Eles negam antes de ouvirem a pergunta.
Dizem que o sangue não é deles,
que as crianças caíram sozinhas,
que os escombros nasceram do vento.
Erguem os punhos como quem defende,
mas o chão treme sempre que os tocam.
Acusam os dedos que os apontam
de serem punhais disfarçados,
e os olhos que os veem
de serem câmaras do inimigo.
Eles atacam com palavras afiadas
e armas bem mais reais.
Chamam de ameaça
o coração que bate fora da marcha.
Chamam de caos
o gesto que não obedece.
E quando alguém ousa dizer
“não foste justo”,
eles choram mais alto,
pintam-se de mártires
com tinta roubada da pele dos mortos.
Fazem-se pequenos
para poder esmagar melhor.
Fazem-se vítimas
para apagar os verdadeiros rostos do sofrimento.

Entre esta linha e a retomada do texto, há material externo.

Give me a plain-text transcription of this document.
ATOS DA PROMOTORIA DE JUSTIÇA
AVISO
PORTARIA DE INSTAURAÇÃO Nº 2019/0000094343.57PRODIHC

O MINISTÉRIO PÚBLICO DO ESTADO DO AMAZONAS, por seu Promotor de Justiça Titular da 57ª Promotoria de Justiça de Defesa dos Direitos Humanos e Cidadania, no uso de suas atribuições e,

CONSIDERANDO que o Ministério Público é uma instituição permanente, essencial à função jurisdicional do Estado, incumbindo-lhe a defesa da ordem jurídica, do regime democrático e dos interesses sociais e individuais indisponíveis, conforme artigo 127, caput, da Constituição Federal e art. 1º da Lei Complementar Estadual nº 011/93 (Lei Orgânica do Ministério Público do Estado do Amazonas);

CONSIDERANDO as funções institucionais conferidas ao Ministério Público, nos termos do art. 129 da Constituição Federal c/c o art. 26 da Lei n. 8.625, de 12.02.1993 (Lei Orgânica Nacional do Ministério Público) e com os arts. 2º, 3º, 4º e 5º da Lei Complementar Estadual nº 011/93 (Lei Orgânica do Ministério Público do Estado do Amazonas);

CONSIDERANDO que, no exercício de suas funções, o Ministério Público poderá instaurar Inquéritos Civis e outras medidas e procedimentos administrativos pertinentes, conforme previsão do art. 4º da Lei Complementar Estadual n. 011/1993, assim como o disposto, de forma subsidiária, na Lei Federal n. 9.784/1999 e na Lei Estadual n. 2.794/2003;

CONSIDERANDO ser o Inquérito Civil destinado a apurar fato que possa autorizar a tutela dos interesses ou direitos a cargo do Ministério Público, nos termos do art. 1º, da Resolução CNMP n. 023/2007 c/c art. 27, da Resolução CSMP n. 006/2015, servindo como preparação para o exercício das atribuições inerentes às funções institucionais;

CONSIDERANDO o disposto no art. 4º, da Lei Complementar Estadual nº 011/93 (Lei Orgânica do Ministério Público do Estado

Dizem: “o mundo quer destruir-nos”
e esmagam o mundo
em nome da sua salvação.
Mas há quem veja.
Mesmo de olhos vendados.
Mesmo entre ruínas.
Há quem conheça o cheiro da mentira
mesmo quando vem perfumada de glória.
Há quem sinta o peso da inversão
e recuse carregar mais este fardo.
Há quem fale, ainda,
mesmo quando a voz custa sangue.
Há quem escreva,
mesmo quando o papel é um campo minado.
Há quem ame,
mesmo quando o amor é declarado inimigo do trono.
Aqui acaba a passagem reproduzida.